The HRA has been vital in promoting and protecting the rights of children in the United Kingdom and the European Court of Human Rights has had an important role in developing the protection offered to children by the ECHR.The Commissioners are concerned that any amendment or replacement of the HRA is likely to be regressive.”
In another regressive and punitive policy move by the government, from April 6 2017, child tax credits and universal credit across the UK will be restricted to the first two children in a family. This measure will affect all households with two or more children that have an additional child after this date.
Analysis by consultancy Policy in Practice revealed a low-income family whose third or additional child is born before midnight on the day before the policy came into force would qualify for up to £50,000 in tax credit support over 18 years whereas a similar family whose third child is born on April 6 will miss out.
The government says it wants to save money and make the tax credit system “fairer”. It intends the two-child restriction to “influence the behaviour” of less well-off families by making them “think twice” about having a third child. But it also accepts there is no evidence to suggest this will happen.
This is an extremely regressive eugenic policy, with its emphasis being on social class. Eugenics was discredited following its terrible escalation and consequences in Nazi Germany.
The two children only policy also a reflects a politically motivated form of crude behaviourism – behaviour modification through the use of financial punishments.
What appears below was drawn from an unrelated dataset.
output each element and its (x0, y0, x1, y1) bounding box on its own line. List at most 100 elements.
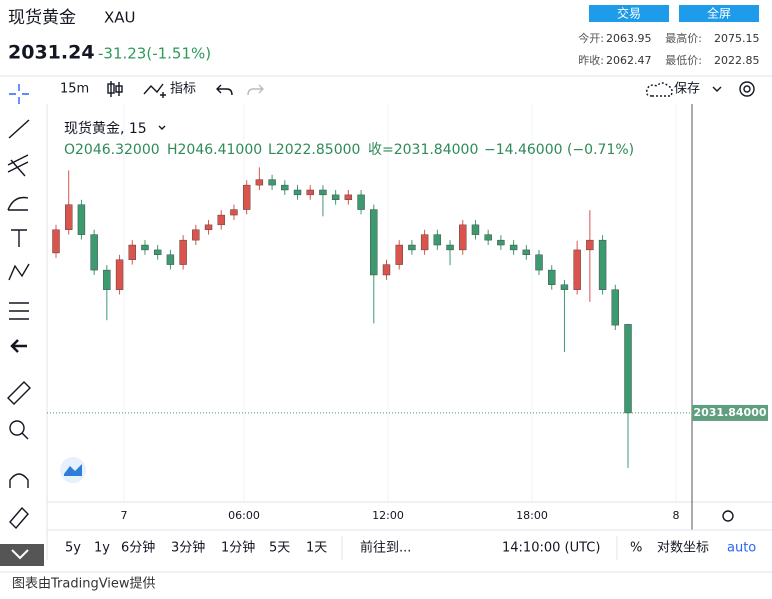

It’s probably true that all authoritarians and tyrants are behaviourists of sorts.
Critics say that at current birth rates, 100,000 third or subsequent children will not qualify for tax credit support over the next 12 months, inflating child poverty figures by at least 10% by 2020.
Social Darwinism is linked closely with eugenic ideas – a view that society and economics will naturally “check” the problem of dysgenics if no welfare policies are in place.
The Conservative government has steadily dismantled the welfare state over the past seven years, so that now, there is no longer adequate support provision for people both in work and out of work, to meet their basic living needs.
The current retrogressive, draconian approach to poverty needs to radically change if we are to be a nation that respects and upholds the human rights of all its citizens.